If you love caffeine, then chances are you've sipped a Starbucks drink or two over the years. With a lengthy beverage menu that spans from cappuccinos to flat whites to iced chai to, of course, the chain's signature 1995-launched blended Frappuccinos, Starbucks has a drink for every taste. The chain has also greatly expanded its food choices over the decades, currently offering snacks, pastries, and sandwiches, too.

With all those options for so many palates, it's no wonder that Starbucks has come such a long way from its original Pike Place Market storefront, founded in Seattle, Washington in 1971 (via its official website). Today, the chain boasts more than 34,000 locations worldwide, pouring coffee for millions of customers each day in countries spanning from Azerbaijan to Vietnam.

The United Kingdom is one of Starbucks' largest markets, with about 300 company-operated stores and 791 licensed stores (a business model similar to franchises) as of October of last year (via Statista). But the U.K. newspaper The Times reported over the weekend that the chain is looking into selling all of its U.K. operations.

According to the outlet, sky-high prices and a struggling U.K. economy are among the reasons that Starbucks is reportedly considering selling its 1,000-plus locations across the country. The paper writes that the coffee chain, which is the largest in the world, has asked its adviser Houlihan Lokey to assess buyer interest in its U.K. operations, which employ 4,000 people.

Difficult times for Starbucks, in the UK and the US

A CNN Business article analyzing The Times' reporting stated that in May, inflation in the U.K. soared to 9.1%, a 40-year high as well as the highest rate among the leading G7 economies. That rate is projected to climb above 11% later in 2022, a factor which has created a cost of living crisis for many U.K. residents. Disposable income in the country is way down, making it ever more likely that those looking to pinch pennies will reduce expenditures on nonessential items like a sweet cup of coffee — and even when they do spring for one, it might not be at a Starbucks.

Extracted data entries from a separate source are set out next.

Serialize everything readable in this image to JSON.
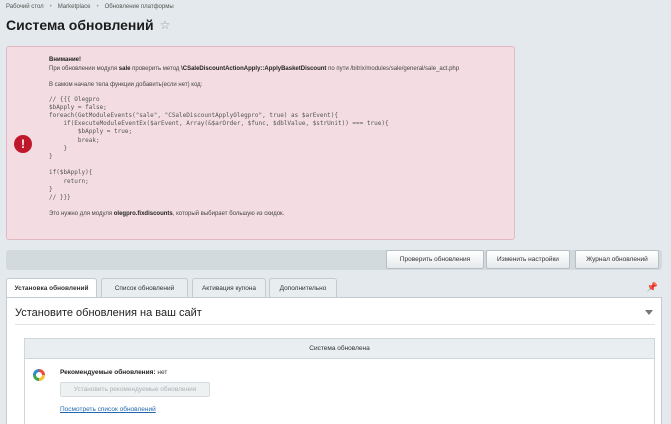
{
  "breadcrumb": [
    "Рабочий стол",
    "Marketplace",
    "Обновление платформы"
  ],
  "page_title": "Система обновлений",
  "alert": {
    "title": "Внимание!",
    "line1_pre": "При обновлении модуля ",
    "line1_module": "sale",
    "line1_mid": " проверить метод ",
    "line1_method": "\\CSaleDiscountActionApply::ApplyBasketDiscount",
    "line1_post": " по пути /bitrix/modules/sale/general/sale_act.php",
    "line2": "В самом начале тела функции добавить(если нет) код:",
    "code": "// {{{ Olegpro\n$bApply = false;\nforeach(GetModuleEvents(\"sale\", \"CSaleDiscountApplyOlegpro\", true) as $arEvent){\n    if(ExecuteModuleEventEx($arEvent, Array(&$arOrder, $func, $dblValue, $strUnit)) === true){\n        $bApply = true;\n        break;\n    }\n}\n\nif($bApply){\n    return;\n}\n// }}}",
    "outro_pre": "Это нужно для модуля ",
    "outro_module": "olegpro.fixdiscounts",
    "outro_post": ", который выбирает большую из скидок."
  },
  "toolbar": {
    "check": "Проверить обновления",
    "settings": "Изменить настройки",
    "log": "Журнал обновлений"
  },
  "tabs": [
    "Установка обновлений",
    "Список обновлений",
    "Активация купона",
    "Дополнительно"
  ],
  "content": {
    "title": "Установите обновления на ваш сайт",
    "panel_head": "Система обновлена",
    "rec_label": "Рекомендуемые обновления:",
    "rec_value": " нет",
    "install_button": "Установить рекомендуемые обновления",
    "list_link": "Посмотреть список обновлений"
  },
  "icons": {
    "star": "star-icon",
    "alert": "exclamation-icon",
    "pin": "pin-icon",
    "collapse": "chevron-down-icon",
    "update": "update-icon"
  }
}
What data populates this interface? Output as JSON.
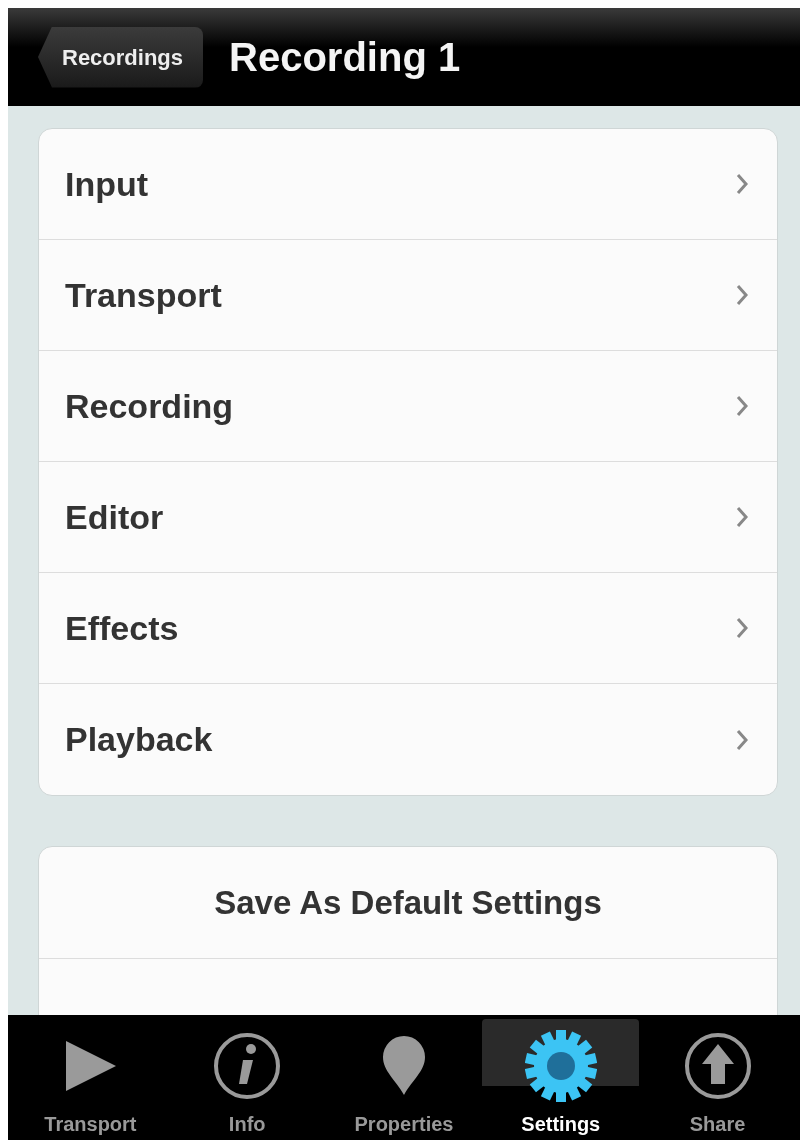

As noted by The Times, the chain faces many U.K. rivals, including Pret A Manger, Tim Hortons, and Costa, further compounding difficulties for lagging U.K. stores.

Starbucks told CNN that it is not currently engaged in a "formal sales process". Regardless, times have been turbulent for Starbucks as of late, with a major push for unionization among U.S. locations making news last summer and fall (via The Wall Street Journal) and prompting harsh criticism from its reputedly anti-union interim CEO. One of the company's most public faces in attempting to curb unionization, North American executive vice president Rossann Williams, exited last month (via Nation's Restaurant News), and in April, the company was sued by the National Labor Relations Board for allegedly retaliating against three workers who had helped to organize a union (via NPR).